Why does the data change so much on the boundaries of states? I would expect the data to be locally correlated, and there wouldn't be discrepancies between neighboring rural counties that are in different states.
"State of residence" was a predictor in their linear model. A person's state (and its government) will probably affect the outcome variable to some extend, so it's not really surprising that it might be retained as a significant term. However, I find it hard to believe it's so important. I wonder if that predictor is simply confounded with some unobserved variable relating to methods of surveying that differed by state.
why are people so quick to wish away the concept of state lines? if there were no (or less) obviously visible state lines in the data, and everything was more of a gradient, I would be immensely surprised.
There's got to be something substantially skewing the data.
Even just looking at counties I'm familiar with it doesn't pass the sniff test.
You've got the "hicks live here" county that's the same color as the "yuppies buy houses in these suburbs" county that's the same color as the "not much English gets spoken here" county and so on. And yet it's all different than the adjacent counties that happen to be across state lines that have similar demographics.

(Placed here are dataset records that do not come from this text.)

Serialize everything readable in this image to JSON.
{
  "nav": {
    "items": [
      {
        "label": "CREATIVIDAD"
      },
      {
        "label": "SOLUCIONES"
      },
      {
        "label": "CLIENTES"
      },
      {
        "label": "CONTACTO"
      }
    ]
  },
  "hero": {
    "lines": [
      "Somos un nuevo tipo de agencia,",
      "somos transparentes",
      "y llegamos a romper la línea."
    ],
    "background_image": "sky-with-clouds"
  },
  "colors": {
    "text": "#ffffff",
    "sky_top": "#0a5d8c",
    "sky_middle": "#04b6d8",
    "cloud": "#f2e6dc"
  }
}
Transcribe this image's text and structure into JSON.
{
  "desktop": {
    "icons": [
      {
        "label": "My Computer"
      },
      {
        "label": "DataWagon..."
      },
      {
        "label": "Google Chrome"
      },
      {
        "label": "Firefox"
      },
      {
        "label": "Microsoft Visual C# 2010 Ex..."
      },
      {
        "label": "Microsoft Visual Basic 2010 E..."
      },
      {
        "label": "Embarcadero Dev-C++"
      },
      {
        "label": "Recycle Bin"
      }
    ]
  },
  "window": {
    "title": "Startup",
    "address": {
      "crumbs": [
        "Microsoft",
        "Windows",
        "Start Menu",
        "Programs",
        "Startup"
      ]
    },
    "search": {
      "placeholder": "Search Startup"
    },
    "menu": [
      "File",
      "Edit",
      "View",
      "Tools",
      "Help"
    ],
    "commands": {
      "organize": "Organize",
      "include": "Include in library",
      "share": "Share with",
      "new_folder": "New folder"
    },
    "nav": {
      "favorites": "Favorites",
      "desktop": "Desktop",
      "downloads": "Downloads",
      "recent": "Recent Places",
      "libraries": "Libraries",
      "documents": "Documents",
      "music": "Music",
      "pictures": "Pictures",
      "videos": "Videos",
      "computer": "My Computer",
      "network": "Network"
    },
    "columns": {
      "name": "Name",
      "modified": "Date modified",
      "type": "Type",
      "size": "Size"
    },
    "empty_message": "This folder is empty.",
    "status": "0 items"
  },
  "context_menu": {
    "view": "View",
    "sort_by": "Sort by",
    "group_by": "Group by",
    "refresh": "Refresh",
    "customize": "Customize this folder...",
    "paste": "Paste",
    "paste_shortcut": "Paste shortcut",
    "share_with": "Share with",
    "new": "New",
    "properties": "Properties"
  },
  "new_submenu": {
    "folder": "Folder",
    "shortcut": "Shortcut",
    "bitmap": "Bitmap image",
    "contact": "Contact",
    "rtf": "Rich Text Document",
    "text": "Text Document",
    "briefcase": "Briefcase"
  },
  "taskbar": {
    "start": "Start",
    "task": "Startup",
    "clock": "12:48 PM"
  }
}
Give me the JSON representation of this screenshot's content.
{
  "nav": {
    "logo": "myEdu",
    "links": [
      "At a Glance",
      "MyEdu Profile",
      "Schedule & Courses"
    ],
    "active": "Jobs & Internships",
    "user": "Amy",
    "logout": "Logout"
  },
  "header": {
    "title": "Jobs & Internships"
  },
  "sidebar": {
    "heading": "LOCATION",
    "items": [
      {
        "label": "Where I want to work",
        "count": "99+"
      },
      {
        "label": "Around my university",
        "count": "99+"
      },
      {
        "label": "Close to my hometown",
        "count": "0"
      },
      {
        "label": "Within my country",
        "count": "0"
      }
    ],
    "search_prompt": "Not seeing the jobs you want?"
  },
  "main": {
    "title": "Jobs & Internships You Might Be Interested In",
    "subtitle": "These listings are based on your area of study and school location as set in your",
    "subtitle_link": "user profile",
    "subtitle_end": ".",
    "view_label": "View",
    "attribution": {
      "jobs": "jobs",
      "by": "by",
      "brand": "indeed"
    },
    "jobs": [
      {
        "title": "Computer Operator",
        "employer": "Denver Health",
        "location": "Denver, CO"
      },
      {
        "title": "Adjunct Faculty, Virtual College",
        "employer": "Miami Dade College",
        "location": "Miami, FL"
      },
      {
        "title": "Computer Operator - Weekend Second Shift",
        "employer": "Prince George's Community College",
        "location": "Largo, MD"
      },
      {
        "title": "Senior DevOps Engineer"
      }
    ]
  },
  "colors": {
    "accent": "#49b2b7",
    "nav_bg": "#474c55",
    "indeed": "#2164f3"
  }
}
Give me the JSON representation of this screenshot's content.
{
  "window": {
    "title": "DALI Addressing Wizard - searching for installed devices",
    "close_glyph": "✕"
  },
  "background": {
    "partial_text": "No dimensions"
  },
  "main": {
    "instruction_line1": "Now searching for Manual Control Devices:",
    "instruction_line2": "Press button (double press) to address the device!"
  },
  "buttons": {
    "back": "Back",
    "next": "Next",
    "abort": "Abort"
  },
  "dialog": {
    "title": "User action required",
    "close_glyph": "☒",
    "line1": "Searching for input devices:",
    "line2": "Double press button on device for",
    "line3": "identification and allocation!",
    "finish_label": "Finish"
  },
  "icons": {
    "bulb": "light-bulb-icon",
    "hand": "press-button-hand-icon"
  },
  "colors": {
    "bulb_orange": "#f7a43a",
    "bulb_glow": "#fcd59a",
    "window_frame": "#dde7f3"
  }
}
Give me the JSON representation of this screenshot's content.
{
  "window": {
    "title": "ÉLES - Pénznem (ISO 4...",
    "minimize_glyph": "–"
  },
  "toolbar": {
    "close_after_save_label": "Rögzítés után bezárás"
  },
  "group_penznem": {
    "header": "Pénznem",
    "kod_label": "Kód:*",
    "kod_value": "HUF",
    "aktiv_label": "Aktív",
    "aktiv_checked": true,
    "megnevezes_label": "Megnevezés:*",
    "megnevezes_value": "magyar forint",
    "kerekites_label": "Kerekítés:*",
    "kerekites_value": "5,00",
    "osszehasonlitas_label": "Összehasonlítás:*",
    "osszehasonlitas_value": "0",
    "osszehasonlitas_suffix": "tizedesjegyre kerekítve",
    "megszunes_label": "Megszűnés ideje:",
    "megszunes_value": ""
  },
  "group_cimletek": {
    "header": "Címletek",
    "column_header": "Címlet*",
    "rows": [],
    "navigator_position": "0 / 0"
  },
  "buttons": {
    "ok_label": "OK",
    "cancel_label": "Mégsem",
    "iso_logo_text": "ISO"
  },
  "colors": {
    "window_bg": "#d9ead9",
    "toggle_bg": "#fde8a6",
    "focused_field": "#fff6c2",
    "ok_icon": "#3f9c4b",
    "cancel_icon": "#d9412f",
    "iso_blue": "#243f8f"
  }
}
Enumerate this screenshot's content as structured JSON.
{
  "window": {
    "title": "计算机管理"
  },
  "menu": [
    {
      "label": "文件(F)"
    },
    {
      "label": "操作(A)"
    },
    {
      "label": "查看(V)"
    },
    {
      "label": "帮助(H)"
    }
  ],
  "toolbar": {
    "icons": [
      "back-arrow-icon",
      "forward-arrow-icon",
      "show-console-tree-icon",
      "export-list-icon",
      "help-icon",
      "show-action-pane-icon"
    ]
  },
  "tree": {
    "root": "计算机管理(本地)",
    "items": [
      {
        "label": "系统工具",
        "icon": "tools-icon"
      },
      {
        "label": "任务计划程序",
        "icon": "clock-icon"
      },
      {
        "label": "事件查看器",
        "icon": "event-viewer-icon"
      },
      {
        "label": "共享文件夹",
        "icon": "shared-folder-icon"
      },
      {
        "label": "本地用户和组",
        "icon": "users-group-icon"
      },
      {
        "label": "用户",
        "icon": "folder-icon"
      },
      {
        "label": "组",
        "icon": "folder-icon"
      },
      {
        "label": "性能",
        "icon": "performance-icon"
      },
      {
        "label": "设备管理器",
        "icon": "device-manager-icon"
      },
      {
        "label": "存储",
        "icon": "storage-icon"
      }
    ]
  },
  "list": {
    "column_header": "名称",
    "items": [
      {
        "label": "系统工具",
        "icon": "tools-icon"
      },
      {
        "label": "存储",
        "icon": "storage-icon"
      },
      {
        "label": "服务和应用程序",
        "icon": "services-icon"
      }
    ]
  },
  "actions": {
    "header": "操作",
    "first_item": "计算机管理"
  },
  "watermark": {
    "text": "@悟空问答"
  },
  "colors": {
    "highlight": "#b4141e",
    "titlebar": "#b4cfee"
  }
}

Ah ok. So we are looking at pretty large inaccuracies then. Typically you only want to draw in the county boundaries if you have reliable county level data. I’d call that a flaw.
My thought exactly. If you took out the borders, many states would still be visible. I would expect the boundary between Tennessee and Kentucky, for example, to be more-or-less invisible, as between Texas and Arkansas. But even Oklahoma is distinguishable from northern Texas, despite basically no cultural or political difference across the Red River.
people live in cities/towns/etc. which are exist in counties which exist in states. the data is per-county. vaccination policies/attitudes are largely defined by governors, who lead states. states often have a shared culture, but sometimes different parts of states have varying cultures.
often, population density affects culture/attitudes toward these sorts of things. as with many such maps, adding an additional analysis layer denoting population density would yield interesting results. (though if you intuitively know the population densities of various "outlier" states, and you know where major cities are in the lesser-populated states, you can already intuitively draw some correlations yourself.)
The model probably takes into account the state as a variable, and states vary as far as average hesitancy goes and in terms of vaccine distribution strategy.
Very good point. I wonder if there are local state policies in effect that artifact the data or if there is some sort of state-level estimator being used.